The European Council meeting held on Thursday and Friday in Brussels once again revolved around the war in Ukraine and the uncertain future of the bloc on defense, competitiveness, and migration. Yet behind the formal statements of unity, Belgium’s resistance to approving a new €140 billion loan for Kyiv set the tone for increasingly tense discussions.
The country’s famed “capacity for compromise” this time turned into an act of prudence, leaving the EU’s largest-ever financial operation in favor of Ukraine on hold.
The summit began with a videoconference intervention by Ukrainian President Volodymyr Zelensky, who, once more, called for military and financial support “until final victory.” EU leaders reiterated their “permanent and unwavering support” for Ukraine’s sovereignty and territorial integrity, according to the text endorsed by 26 of the 27 member states.
The official conclusions reaffirmed a pledge to continue providing “comprehensive political, financial, economic, humanitarian, and military assistance” and to prepare “strong and credible security guarantees” for Kyiv. However, the proposal to finance the new loan using profits from frozen Russian assets—about €200 billion, most held by Euroclear in Brussels—triggered a full-blown diplomatic storm.
Belgian Prime Minister Bart De Wever, leader of the Flemish nationalist N-VA party, blocked the initiative and forced the pro-Ukrainian majority to water down the final text significantly. “It’s completely insane for Belgian taxpayers to be held responsible if something goes wrong,” he warned, pointing to the “huge financial and legal risks” of a mechanism that could breach international law and undermine trust in Europe’s financial system.
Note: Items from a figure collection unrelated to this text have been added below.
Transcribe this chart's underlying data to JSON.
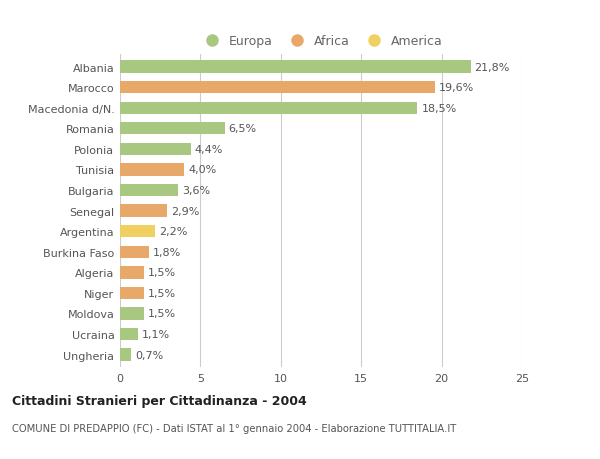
{
  "countries": [
    "Albania",
    "Marocco",
    "Macedonia d/N.",
    "Romania",
    "Polonia",
    "Tunisia",
    "Bulgaria",
    "Senegal",
    "Argentina",
    "Burkina Faso",
    "Algeria",
    "Niger",
    "Moldova",
    "Ucraina",
    "Ungheria"
  ],
  "values": [
    21.8,
    19.6,
    18.5,
    6.5,
    4.4,
    4.0,
    3.6,
    2.9,
    2.2,
    1.8,
    1.5,
    1.5,
    1.5,
    1.1,
    0.7
  ],
  "labels": [
    "21,8%",
    "19,6%",
    "18,5%",
    "6,5%",
    "4,4%",
    "4,0%",
    "3,6%",
    "2,9%",
    "2,2%",
    "1,8%",
    "1,5%",
    "1,5%",
    "1,5%",
    "1,1%",
    "0,7%"
  ],
  "continents": [
    "Europa",
    "Africa",
    "Europa",
    "Europa",
    "Europa",
    "Africa",
    "Europa",
    "Africa",
    "America",
    "Africa",
    "Africa",
    "Africa",
    "Europa",
    "Europa",
    "Europa"
  ],
  "colors": {
    "Europa": "#a8c882",
    "Africa": "#e8a86a",
    "America": "#f0d060"
  },
  "title": "Cittadini Stranieri per Cittadinanza - 2004",
  "subtitle": "COMUNE DI PREDAPPIO (FC) - Dati ISTAT al 1° gennaio 2004 - Elaborazione TUTTITALIA.IT",
  "xlim": [
    0,
    25
  ],
  "xticks": [
    0,
    5,
    10,
    15,
    20,
    25
  ],
  "bg_color": "#ffffff",
  "grid_color": "#cccccc",
  "bar_height": 0.6,
  "label_fontsize": 8,
  "ytick_fontsize": 8,
  "xtick_fontsize": 8
}
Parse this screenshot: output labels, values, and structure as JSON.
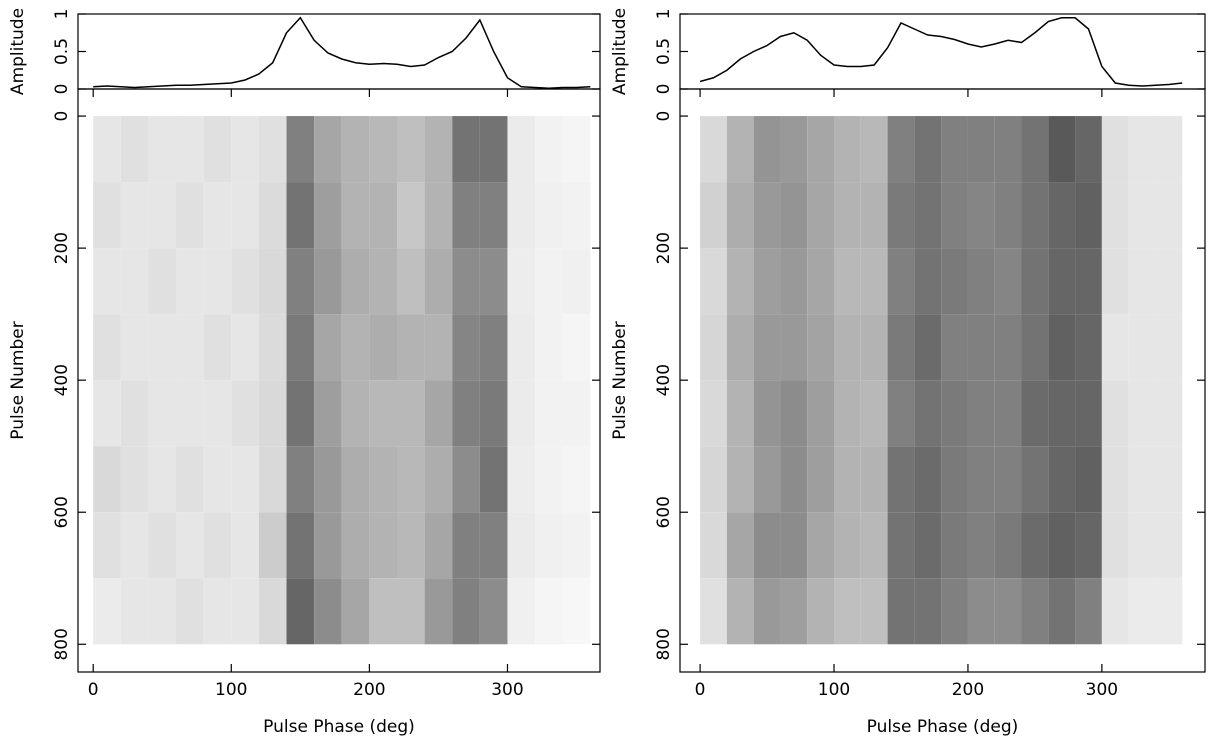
{
  "chart_data": [
    {
      "type": "line",
      "ylabel": "Amplitude",
      "xlim": [
        -11,
        367
      ],
      "ylim": [
        0,
        1
      ],
      "yticks": [
        0,
        0.5,
        1
      ],
      "color": "#000000",
      "x": [
        0,
        10,
        20,
        30,
        40,
        50,
        60,
        70,
        80,
        90,
        100,
        110,
        120,
        130,
        140,
        150,
        160,
        170,
        180,
        190,
        200,
        210,
        220,
        230,
        240,
        250,
        260,
        270,
        280,
        290,
        300,
        310,
        320,
        330,
        340,
        350,
        360
      ],
      "values": [
        0.03,
        0.04,
        0.03,
        0.02,
        0.03,
        0.04,
        0.05,
        0.05,
        0.06,
        0.07,
        0.08,
        0.12,
        0.2,
        0.35,
        0.75,
        0.95,
        0.65,
        0.48,
        0.4,
        0.35,
        0.33,
        0.34,
        0.33,
        0.3,
        0.32,
        0.42,
        0.5,
        0.68,
        0.92,
        0.5,
        0.15,
        0.03,
        0.02,
        0.01,
        0.02,
        0.02,
        0.03
      ]
    },
    {
      "type": "heatmap",
      "ylabel": "Pulse Number",
      "xlabel": "Pulse Phase (deg)",
      "xlim": [
        -11,
        367
      ],
      "ylim": [
        842,
        -41
      ],
      "xticks": [
        0,
        100,
        200,
        300
      ],
      "yticks": [
        0,
        200,
        400,
        600,
        800
      ],
      "x_bins": [
        0,
        20,
        40,
        60,
        80,
        100,
        120,
        140,
        160,
        180,
        200,
        220,
        240,
        260,
        280,
        300,
        320,
        340,
        360
      ],
      "y_bins": [
        0,
        100,
        200,
        300,
        400,
        500,
        600,
        700,
        800
      ],
      "values": [
        [
          0.1,
          0.12,
          0.1,
          0.1,
          0.12,
          0.1,
          0.12,
          0.5,
          0.35,
          0.3,
          0.28,
          0.25,
          0.3,
          0.55,
          0.55,
          0.08,
          0.05,
          0.04
        ],
        [
          0.12,
          0.1,
          0.1,
          0.12,
          0.1,
          0.1,
          0.14,
          0.55,
          0.38,
          0.3,
          0.3,
          0.22,
          0.3,
          0.5,
          0.5,
          0.08,
          0.06,
          0.05
        ],
        [
          0.1,
          0.1,
          0.12,
          0.1,
          0.1,
          0.12,
          0.15,
          0.5,
          0.4,
          0.32,
          0.3,
          0.25,
          0.32,
          0.45,
          0.45,
          0.07,
          0.05,
          0.06
        ],
        [
          0.12,
          0.1,
          0.1,
          0.1,
          0.12,
          0.1,
          0.14,
          0.52,
          0.35,
          0.3,
          0.32,
          0.3,
          0.3,
          0.48,
          0.5,
          0.08,
          0.05,
          0.04
        ],
        [
          0.1,
          0.12,
          0.1,
          0.1,
          0.1,
          0.12,
          0.15,
          0.55,
          0.38,
          0.3,
          0.28,
          0.28,
          0.35,
          0.5,
          0.52,
          0.08,
          0.05,
          0.05
        ],
        [
          0.15,
          0.12,
          0.1,
          0.12,
          0.1,
          0.1,
          0.15,
          0.5,
          0.4,
          0.32,
          0.3,
          0.28,
          0.32,
          0.45,
          0.55,
          0.07,
          0.05,
          0.04
        ],
        [
          0.12,
          0.1,
          0.12,
          0.1,
          0.12,
          0.1,
          0.2,
          0.55,
          0.4,
          0.32,
          0.3,
          0.28,
          0.35,
          0.5,
          0.5,
          0.08,
          0.06,
          0.05
        ],
        [
          0.08,
          0.1,
          0.1,
          0.12,
          0.1,
          0.1,
          0.15,
          0.6,
          0.45,
          0.35,
          0.25,
          0.25,
          0.4,
          0.5,
          0.45,
          0.06,
          0.04,
          0.03
        ]
      ]
    },
    {
      "type": "line",
      "ylabel": "Amplitude",
      "xlim": [
        -15,
        377
      ],
      "ylim": [
        0,
        1
      ],
      "yticks": [
        0,
        0.5,
        1
      ],
      "color": "#000000",
      "x": [
        0,
        10,
        20,
        30,
        40,
        50,
        60,
        70,
        80,
        90,
        100,
        110,
        120,
        130,
        140,
        150,
        160,
        170,
        180,
        190,
        200,
        210,
        220,
        230,
        240,
        250,
        260,
        270,
        280,
        290,
        300,
        310,
        320,
        330,
        340,
        350,
        360
      ],
      "values": [
        0.1,
        0.15,
        0.25,
        0.4,
        0.5,
        0.58,
        0.7,
        0.75,
        0.65,
        0.45,
        0.32,
        0.3,
        0.3,
        0.32,
        0.55,
        0.88,
        0.8,
        0.72,
        0.7,
        0.66,
        0.6,
        0.56,
        0.6,
        0.65,
        0.62,
        0.75,
        0.9,
        0.95,
        0.95,
        0.8,
        0.3,
        0.08,
        0.05,
        0.04,
        0.05,
        0.06,
        0.08
      ]
    },
    {
      "type": "heatmap",
      "ylabel": "Pulse Number",
      "xlabel": "Pulse Phase (deg)",
      "xlim": [
        -15,
        377
      ],
      "ylim": [
        842,
        -41
      ],
      "xticks": [
        0,
        100,
        200,
        300
      ],
      "yticks": [
        0,
        200,
        400,
        600,
        800
      ],
      "x_bins": [
        0,
        20,
        40,
        60,
        80,
        100,
        120,
        140,
        160,
        180,
        200,
        220,
        240,
        260,
        280,
        300,
        320,
        340,
        360
      ],
      "y_bins": [
        0,
        100,
        200,
        300,
        400,
        500,
        600,
        700,
        800
      ],
      "values": [
        [
          0.15,
          0.3,
          0.42,
          0.4,
          0.35,
          0.3,
          0.28,
          0.5,
          0.55,
          0.5,
          0.5,
          0.5,
          0.55,
          0.65,
          0.6,
          0.12,
          0.1,
          0.1
        ],
        [
          0.18,
          0.32,
          0.4,
          0.42,
          0.35,
          0.3,
          0.3,
          0.52,
          0.55,
          0.5,
          0.48,
          0.5,
          0.55,
          0.6,
          0.62,
          0.12,
          0.1,
          0.1
        ],
        [
          0.15,
          0.3,
          0.38,
          0.4,
          0.35,
          0.28,
          0.28,
          0.5,
          0.55,
          0.52,
          0.5,
          0.48,
          0.55,
          0.6,
          0.6,
          0.12,
          0.1,
          0.1
        ],
        [
          0.16,
          0.32,
          0.4,
          0.4,
          0.36,
          0.3,
          0.3,
          0.52,
          0.58,
          0.5,
          0.5,
          0.5,
          0.55,
          0.62,
          0.6,
          0.1,
          0.1,
          0.1
        ],
        [
          0.15,
          0.3,
          0.42,
          0.45,
          0.38,
          0.3,
          0.28,
          0.5,
          0.55,
          0.52,
          0.5,
          0.5,
          0.58,
          0.6,
          0.6,
          0.12,
          0.1,
          0.1
        ],
        [
          0.16,
          0.3,
          0.4,
          0.45,
          0.38,
          0.3,
          0.3,
          0.55,
          0.58,
          0.52,
          0.5,
          0.5,
          0.55,
          0.6,
          0.62,
          0.12,
          0.1,
          0.1
        ],
        [
          0.15,
          0.35,
          0.45,
          0.45,
          0.35,
          0.3,
          0.28,
          0.55,
          0.58,
          0.52,
          0.5,
          0.52,
          0.58,
          0.62,
          0.6,
          0.12,
          0.1,
          0.1
        ],
        [
          0.12,
          0.3,
          0.4,
          0.38,
          0.3,
          0.25,
          0.25,
          0.55,
          0.55,
          0.5,
          0.45,
          0.45,
          0.5,
          0.55,
          0.5,
          0.1,
          0.08,
          0.08
        ]
      ]
    }
  ]
}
After hours of negotiations and phone calls with Commission advisers, the Council approved a deliberately vague communiqué: the European Commission is merely “invited” to present “options for financial support,” with the final decision postponed until the December summit. The formula preserved a façade of unity while confirming what is already evident—the consensus on Ukraine is no longer as solid as Brussels claims.
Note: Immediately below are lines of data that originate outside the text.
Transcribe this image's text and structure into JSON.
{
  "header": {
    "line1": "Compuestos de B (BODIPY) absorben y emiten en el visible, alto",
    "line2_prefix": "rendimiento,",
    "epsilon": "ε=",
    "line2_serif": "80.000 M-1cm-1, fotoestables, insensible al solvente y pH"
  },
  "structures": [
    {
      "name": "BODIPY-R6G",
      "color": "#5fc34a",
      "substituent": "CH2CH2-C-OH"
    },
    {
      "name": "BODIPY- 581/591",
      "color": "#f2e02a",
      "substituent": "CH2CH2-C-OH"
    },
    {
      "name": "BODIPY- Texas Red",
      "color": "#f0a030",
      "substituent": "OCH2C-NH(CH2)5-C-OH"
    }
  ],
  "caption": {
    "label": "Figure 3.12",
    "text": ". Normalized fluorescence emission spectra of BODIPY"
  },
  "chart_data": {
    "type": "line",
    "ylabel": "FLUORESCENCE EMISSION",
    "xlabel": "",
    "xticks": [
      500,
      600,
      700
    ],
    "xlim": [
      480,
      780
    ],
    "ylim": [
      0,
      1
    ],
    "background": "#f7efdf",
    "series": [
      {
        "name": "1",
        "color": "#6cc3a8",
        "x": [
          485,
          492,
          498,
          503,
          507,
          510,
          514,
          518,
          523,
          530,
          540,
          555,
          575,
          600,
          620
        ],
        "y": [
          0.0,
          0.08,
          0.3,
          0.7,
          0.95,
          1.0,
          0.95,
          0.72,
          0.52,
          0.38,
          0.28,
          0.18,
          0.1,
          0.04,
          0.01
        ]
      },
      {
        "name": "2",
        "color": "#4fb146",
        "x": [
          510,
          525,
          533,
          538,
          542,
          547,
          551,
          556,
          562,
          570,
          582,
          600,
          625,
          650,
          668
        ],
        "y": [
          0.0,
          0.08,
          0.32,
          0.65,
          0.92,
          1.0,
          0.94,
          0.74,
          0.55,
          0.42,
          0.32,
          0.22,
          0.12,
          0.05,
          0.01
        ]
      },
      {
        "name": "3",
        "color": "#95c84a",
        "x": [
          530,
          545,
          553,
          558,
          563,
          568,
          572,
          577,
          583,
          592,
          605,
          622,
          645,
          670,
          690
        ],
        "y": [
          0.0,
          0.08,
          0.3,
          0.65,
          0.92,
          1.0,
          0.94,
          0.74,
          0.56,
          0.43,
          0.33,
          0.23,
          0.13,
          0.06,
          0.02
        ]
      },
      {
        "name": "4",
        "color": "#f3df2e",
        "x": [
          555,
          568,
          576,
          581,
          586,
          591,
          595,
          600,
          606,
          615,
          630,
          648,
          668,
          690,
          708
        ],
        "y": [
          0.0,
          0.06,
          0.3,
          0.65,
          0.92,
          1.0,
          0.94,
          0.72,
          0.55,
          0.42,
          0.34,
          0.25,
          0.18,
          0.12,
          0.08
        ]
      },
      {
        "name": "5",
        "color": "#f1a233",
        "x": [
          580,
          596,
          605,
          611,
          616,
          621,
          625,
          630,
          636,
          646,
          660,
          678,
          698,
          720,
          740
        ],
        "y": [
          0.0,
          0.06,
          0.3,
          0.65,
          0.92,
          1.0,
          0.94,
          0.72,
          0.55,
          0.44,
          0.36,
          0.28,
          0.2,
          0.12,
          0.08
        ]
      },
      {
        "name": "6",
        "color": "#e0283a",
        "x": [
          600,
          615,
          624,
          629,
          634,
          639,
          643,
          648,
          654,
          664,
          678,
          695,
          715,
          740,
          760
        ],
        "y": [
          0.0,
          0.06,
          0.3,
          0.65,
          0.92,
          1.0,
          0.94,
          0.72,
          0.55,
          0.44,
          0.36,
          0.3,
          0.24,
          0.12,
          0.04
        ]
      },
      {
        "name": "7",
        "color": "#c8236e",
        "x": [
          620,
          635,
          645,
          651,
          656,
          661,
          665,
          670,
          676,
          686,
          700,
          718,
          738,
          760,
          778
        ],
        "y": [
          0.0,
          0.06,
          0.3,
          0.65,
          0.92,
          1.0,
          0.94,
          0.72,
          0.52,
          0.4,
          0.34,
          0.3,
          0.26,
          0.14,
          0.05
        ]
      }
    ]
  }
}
Privately, several diplomats admitted that Belgium’s stance gave voice to a growing unease among other member states concerned about the economic cost and political fatigue of the conflict. “If Russian assets are claimed or lost, who guarantees the money will still be there? No one answered,” De Wever reportedly quipped, according to EU sources present in the room.
Between loyalty to Kyiv and financial realism
Council President António Costa tried to contain the divisions by insisting that “support for Ukraine is an existential issue for Europe.” Ursula von der Leyen repeated that the financial risks were “manageable,” supported by European Central Bank President Christine Lagarde. But Belgium stood firm—quietly backed by a few governments that, while not opposing the plan openly, share Brussels’ skepticism over such a massive loan amid stagnant growth and overstretched budgets.
From Budapest, Viktor Orbán—who did not formally block the text—praised Belgium’s “sense of realism,” seeing it as indirect support for his call to reconsider the EU’s all-out war strategy against Russia. Similar murmurs were heard in Rome and Bratislava, where domestic pressure is mounting to cut the ever-rising “Ukraine bill.”
According to the European Commission’s own figures, since February 2022, the EU and its member states have transferred more than €177.5 billion to Ukraine in various forms of aid, including €20.5 billion in 2025 alone. Yet the Council’s statement underlines that the bloc will continue to “address Ukraine’s pressing financial needs for 2026 and 2027,” suggesting that the flow of funds is far from drying up.
In parallel, the 27 leaders agreed to maintain pressure on Moscow “through additional sanctions,” celebrating the adoption of the 19th sanctions package, which includes a ban on Russian liquefied natural gas imports. Cooperation with the United States was also highlighted—despite mixed signals from Washington, where Donald Trump has toughened energy sanctions on Russia but remains reluctant to deepen military involvement.
A tired Europe
Beyond Ukraine, the European Council devoted much of its agenda to strengthening the continent’s defense by 2030, boosting the arms industry, and reducing “strategic dependencies” on foreign suppliers. Brussels envisions a Europe “capable of acting on its own,” though that ambition sits uneasily with a revitalized NATO and an increasingly skeptical European public wary of military spending.
The final document also stresses the need to balance the green transition with industrial competitiveness—a nod to countries like Germany and France, struggling with deindustrialization and soaring energy costs. Issues such as regulatory simplification, affordable housing, and migration were discussed, but the shadow of Ukraine loomed large over them all.
For now, the financial package for Kyiv remains suspended. Once again, the EU has postponed what it cannot decide—displaying unity only on paper. Meanwhile, Kyiv keeps asking for funds, Brussels keeps promising them, and Europeans—ever more divided and weary—wonder how long this open-ended commitment can last.